Las cosas de la madre


Sillón

El sillón de la Madre; ahí está para que todo visitante pueda acercarse a él con cariño y pueda imaginársela, ya anciana, sentada allí días y días esperando. ¿Esperando qué? Esperando la hora. Había vivido muchos años y aguardaba serenamente hasta que Dios quisiera. Los días transcurrían despacio, pero no importaba: rezaba, recordaba los nombres y los rostros de tantas hermanas, de tantas alumnas, de tantas personas… muchas le habían precedido ya en el camino; otras, la visitaban y le pedían que no dejara de rogar por los suyos, por su sufrimiento, por el dolor que la vida lleva consigo y que todos arrastramos; y mientras tanto, esperaba.

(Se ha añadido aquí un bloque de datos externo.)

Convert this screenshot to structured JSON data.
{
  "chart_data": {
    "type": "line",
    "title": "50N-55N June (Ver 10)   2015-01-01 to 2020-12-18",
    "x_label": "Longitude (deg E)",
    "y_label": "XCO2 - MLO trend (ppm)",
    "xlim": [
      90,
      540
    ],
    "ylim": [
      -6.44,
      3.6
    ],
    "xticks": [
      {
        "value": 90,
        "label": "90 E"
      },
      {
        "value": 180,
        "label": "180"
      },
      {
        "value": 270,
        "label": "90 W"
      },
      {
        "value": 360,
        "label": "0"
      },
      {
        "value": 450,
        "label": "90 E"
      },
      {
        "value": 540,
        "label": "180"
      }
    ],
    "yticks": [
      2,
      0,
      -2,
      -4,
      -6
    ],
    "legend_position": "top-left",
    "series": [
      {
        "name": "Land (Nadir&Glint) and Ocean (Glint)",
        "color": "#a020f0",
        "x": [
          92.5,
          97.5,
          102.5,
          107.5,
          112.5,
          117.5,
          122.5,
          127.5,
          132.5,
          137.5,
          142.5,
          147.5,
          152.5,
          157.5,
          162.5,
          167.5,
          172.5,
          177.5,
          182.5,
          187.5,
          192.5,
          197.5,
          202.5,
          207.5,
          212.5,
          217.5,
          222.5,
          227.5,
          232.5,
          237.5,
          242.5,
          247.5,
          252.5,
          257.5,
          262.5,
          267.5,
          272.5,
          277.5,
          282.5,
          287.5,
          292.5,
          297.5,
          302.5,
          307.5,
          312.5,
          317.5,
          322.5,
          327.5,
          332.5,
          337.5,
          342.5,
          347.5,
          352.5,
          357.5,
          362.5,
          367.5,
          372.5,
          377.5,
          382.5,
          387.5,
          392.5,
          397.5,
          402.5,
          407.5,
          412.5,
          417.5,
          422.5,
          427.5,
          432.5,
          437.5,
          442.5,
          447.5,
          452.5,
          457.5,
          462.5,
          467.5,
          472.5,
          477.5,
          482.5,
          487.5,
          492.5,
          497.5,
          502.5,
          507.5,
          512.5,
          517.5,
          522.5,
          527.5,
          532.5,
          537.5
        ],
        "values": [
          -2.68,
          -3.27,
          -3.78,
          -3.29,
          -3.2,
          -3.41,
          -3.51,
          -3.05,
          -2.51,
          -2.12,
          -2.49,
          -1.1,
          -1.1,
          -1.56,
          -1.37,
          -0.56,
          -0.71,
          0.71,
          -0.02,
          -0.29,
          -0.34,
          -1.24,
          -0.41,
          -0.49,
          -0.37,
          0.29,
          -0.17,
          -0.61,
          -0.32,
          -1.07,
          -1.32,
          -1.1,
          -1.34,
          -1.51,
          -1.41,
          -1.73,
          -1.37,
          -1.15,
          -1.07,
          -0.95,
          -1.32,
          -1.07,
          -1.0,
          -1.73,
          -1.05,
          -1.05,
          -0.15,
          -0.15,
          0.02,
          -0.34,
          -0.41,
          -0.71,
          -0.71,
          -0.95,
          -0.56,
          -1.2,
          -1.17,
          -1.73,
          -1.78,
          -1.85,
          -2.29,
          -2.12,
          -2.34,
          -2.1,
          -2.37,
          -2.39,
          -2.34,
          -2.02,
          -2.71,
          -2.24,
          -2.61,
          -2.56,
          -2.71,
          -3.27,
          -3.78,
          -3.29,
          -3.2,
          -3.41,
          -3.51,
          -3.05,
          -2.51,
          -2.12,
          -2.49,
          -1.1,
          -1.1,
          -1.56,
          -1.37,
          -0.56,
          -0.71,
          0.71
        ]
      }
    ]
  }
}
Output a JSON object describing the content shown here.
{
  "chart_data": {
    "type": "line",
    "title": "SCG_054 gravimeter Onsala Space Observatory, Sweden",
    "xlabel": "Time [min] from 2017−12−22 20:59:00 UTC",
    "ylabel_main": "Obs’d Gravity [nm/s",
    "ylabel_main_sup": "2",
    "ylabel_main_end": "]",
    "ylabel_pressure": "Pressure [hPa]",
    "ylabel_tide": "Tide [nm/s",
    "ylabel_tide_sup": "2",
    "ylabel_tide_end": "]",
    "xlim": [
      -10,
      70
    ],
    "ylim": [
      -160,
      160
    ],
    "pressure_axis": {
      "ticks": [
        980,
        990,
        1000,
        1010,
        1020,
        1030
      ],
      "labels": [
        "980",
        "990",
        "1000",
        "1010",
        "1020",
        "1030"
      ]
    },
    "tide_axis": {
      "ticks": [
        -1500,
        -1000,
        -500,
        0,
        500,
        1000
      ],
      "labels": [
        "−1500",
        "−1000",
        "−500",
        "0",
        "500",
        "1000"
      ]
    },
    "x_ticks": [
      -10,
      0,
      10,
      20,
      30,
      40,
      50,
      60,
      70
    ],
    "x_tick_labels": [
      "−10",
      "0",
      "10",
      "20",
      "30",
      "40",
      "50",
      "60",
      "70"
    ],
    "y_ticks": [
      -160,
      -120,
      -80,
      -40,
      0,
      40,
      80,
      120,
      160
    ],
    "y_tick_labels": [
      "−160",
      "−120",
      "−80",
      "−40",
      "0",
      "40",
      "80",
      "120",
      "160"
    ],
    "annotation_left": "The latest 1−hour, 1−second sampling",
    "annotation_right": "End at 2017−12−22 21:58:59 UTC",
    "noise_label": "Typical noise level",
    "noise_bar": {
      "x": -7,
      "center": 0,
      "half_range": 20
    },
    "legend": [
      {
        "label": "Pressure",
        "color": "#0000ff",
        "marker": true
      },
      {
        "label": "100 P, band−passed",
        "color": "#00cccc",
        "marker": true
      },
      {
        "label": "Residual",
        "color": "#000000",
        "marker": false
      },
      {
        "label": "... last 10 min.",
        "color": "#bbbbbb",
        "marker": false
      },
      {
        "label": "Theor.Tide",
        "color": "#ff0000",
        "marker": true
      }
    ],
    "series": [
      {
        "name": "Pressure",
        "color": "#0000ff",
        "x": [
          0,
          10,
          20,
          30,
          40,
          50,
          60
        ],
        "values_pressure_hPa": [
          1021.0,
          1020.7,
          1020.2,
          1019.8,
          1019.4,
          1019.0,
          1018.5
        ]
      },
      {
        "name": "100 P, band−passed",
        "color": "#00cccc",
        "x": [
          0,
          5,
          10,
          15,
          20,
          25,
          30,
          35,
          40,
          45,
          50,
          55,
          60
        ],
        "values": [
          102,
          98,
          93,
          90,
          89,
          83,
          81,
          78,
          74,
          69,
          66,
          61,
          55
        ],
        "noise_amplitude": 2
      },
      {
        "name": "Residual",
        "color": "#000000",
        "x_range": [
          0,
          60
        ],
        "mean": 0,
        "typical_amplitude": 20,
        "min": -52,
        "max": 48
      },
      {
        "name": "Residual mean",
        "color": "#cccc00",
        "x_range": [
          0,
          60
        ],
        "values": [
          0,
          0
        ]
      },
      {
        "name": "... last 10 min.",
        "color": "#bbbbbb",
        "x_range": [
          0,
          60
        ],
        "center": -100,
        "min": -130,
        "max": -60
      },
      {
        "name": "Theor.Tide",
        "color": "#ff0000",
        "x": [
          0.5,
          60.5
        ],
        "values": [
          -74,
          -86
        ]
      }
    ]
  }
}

A Alberta, desde su sillón, no le costaba imaginarse el nuevo trascurrir de los tiempos, que se iba imponiendo en la sociedad y que nadie iba a poder parar: una vida cada vez más agitada, un mundo cada vez más complicado, unos quehaceres cada vez más apresurados. Ella veía, percibía ese otro tipo de existencia que estaba por llegar. Sería distinto, pensaba, sí; pero habría cosas que no cambiarían: el cariño de los niños, el amor de los padres, la ternura de un anciano, la acogida al otro, la sensibilidad hacia todo lo bello y todo lo creado por el Señor como don, el arte de educar desde el corazón, la escucha serena, una oración sosegada, una mirada profunda a la realidad para descubrir en ella el paso de Dios.

Ante el sillón, gastado por los años, podemos pararnos y orar. Allí transcurrieron sus últimos meses de vida, sus últimos suspiros, sus últimas palabras, sus oraciones continuas y su definitiva entrega en las manos de su Padre Dios.

Ante su sillón admiramos el paso de esta mujer venerable por su forma de vida, por su desgaste diario, por su entrega sin límites, por su profundo amor, por su espíritu abnegado, amable y santo.

¡Madre Alberta, ruega por nosotros!

 


¡Si los bolsos pudieran hablar!

Caminan a nuestro lado en muchos momentos de nuestra vida. En cada uno, se van metiendo, a veces, cuidadosamente, y otras, precipitada y de mala manera, todo aquello que creemos necesitar y no abarcan nuestras manos: pañuelos, un abanico, una agenda, dinero, unas gafas o cualquier objeto de muestra que deseamos reponer.

Los abrimos y cerramos según conveniencia, sin pedirles permiso. Nos acompañan como si fueran personajes mudos que se dan cuenta de todas nuestras presencias e itinerarios que recorremos al salir de casa. Algunas Hermanas antiguas estaban de acuerdo en que este bolso lo usó Doña Alberta hasta 1892 y, quizá, posteriormente.

Por el uso, se aprecia gastado. El diseño, uno de tantos de la época; ¿lo llevó consigo, a la Pureza, aquel 23 de abril de 1870? Es casi seguro que sí, y que ya le acompañara en su vida de matrimonio. Un objeto de la Madre que nos habla de pobreza y sencillez.

 

 

De todos era conocido el especial amor de la Madre a la Virgen de la Pureza, devoción que inculcaba a las alumnas y hermanas, celebrando con entusiasmo sus grandes festividades y organizando actividades en su honor.

“María fue indudablemente el instrumento silencioso y eficaz en la formación que daba Madre Alberta. Asidua en inculcar en las alumnas la devoción a Nuestra Señora, además de las prácticas con las cuales procuraba la obsequiaran, introducía su presencia insensiblemente en su vida. No eran solamente recomendaciones en privado, o explicaciones, las que le servían para inculcarles el amor y devoción a la Virgen: Ella entraba en todos sus actos sin dejarse sentir, pero revelando la propia presencia” (1).

El rosario fue, por muchos años, su oración predilecta.

Don Antonio Sancho, su primer biógrafo, es quien nos ha transmitido este bello testimonio: “Con el rosario en la mano la encontraban las Religiosas que iban a verla. Interrumpía el rezo respetuosamente y atendía a las visitas con suave bondad” (2)

 

1 SCPCS, Summarium Documentorum, 1979, p. 85.
2 SANCHO, A., La Madre Alberta, Palma, 1941, p.267.